Molecular mechanisms of pluripotent callus formation. The ability of auxin to activate ARF7/19 is also regulated by epigenetic factors such as AXTR2 and JMJ30. Downstream of ARF7/19, LBD-bZIP59 and WRKY23 activate the expression of genes such as WOX5, PLT1/2, SHR, and SCR by removing bHLH041 and PLT3/7. The interaction between WOX5 and PLT1/2 enhances the expression of TAA1, leading to an increase in endogenous auxin levels in the callus and inducing the formation of pluripotent calli. The removal is indicated by dashed lines.

Figure 5.

Molecular mechanisms of de novo root organogenesis. Auxin, which is mediated by YUC, serves as a key regulatory factor that activates the expression of WOX11/12, ARF7/19, and PLT3/5/7. The translation products of these genes then directly or indirectly promote the expression of WOX5 and PLT1/2, which in turn induce the formation of de novo root organogenesis. The transcription factor EIN3 significantly reduces the frequency of new root organs by inhibiting the transcription of WOX11 and WOX5.

Figure 6.

Molecular mechanisms of de novo shoot organogenesis. During the process of de novo shoot organogenesis, two pathways, the WUS-CLV3 pathway and the STM-CUC pathway, establish negative feedback loops and play critical regulatory roles. The WUS-CLV3 pathway is regulated primarily by DNA methylation, histone modification, and hormone signaling.
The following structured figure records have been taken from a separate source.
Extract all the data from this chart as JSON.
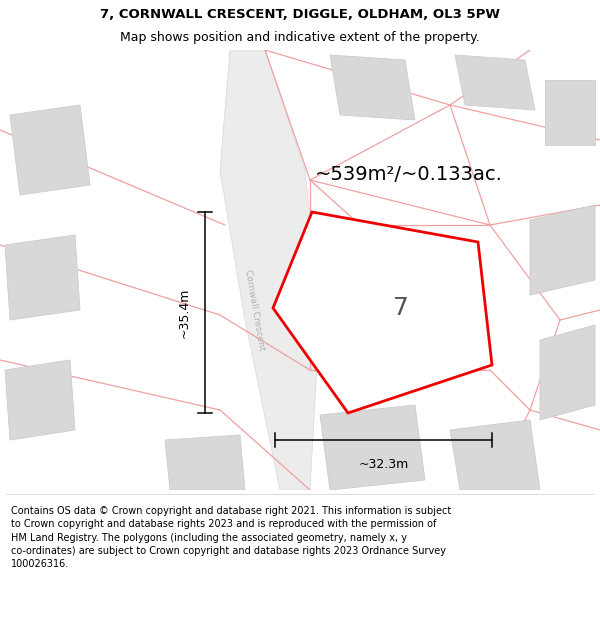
{
  "title_line1": "7, CORNWALL CRESCENT, DIGGLE, OLDHAM, OL3 5PW",
  "title_line2": "Map shows position and indicative extent of the property.",
  "footer_text": "Contains OS data © Crown copyright and database right 2021. This information is subject\nto Crown copyright and database rights 2023 and is reproduced with the permission of\nHM Land Registry. The polygons (including the associated geometry, namely x, y\nco-ordinates) are subject to Crown copyright and database rights 2023 Ordnance Survey\n100026316.",
  "area_text": "~539m²/~0.133ac.",
  "label_number": "7",
  "dim_horizontal": "~32.3m",
  "dim_vertical": "~35.4m",
  "road_label": "Cornwall Crescent",
  "plot_edge_color": "#ee0000",
  "pink_line_color": "#f0a0a0",
  "building_fill": "#d8d8d8",
  "building_edge": "#cccccc",
  "road_fill": "#e8e8e8",
  "text_color": "#000000",
  "road_label_color": "#aaaaaa",
  "title_fontsize": 9.5,
  "subtitle_fontsize": 9.0,
  "area_fontsize": 14,
  "label_fontsize": 18,
  "dim_fontsize": 9,
  "footer_fontsize": 7.0
}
Cytokinin (CK) activates the expression of type B ARRs, which in turn stimulates WUS expression, whereas type B ARRs repress YUC-mediated auxin biosynthesis. In the STM-CUC pathway, STM expression is promoted by CUC1 and CUC2, both of which are upregulated by PLT3/5/7, ESR1, ESR2, WIND1, and PIN1. Moreover, WUS and STM interact directly to activate CLV3 expression, suggesting that the two pathways converge and coordinate to control shoot regeneration.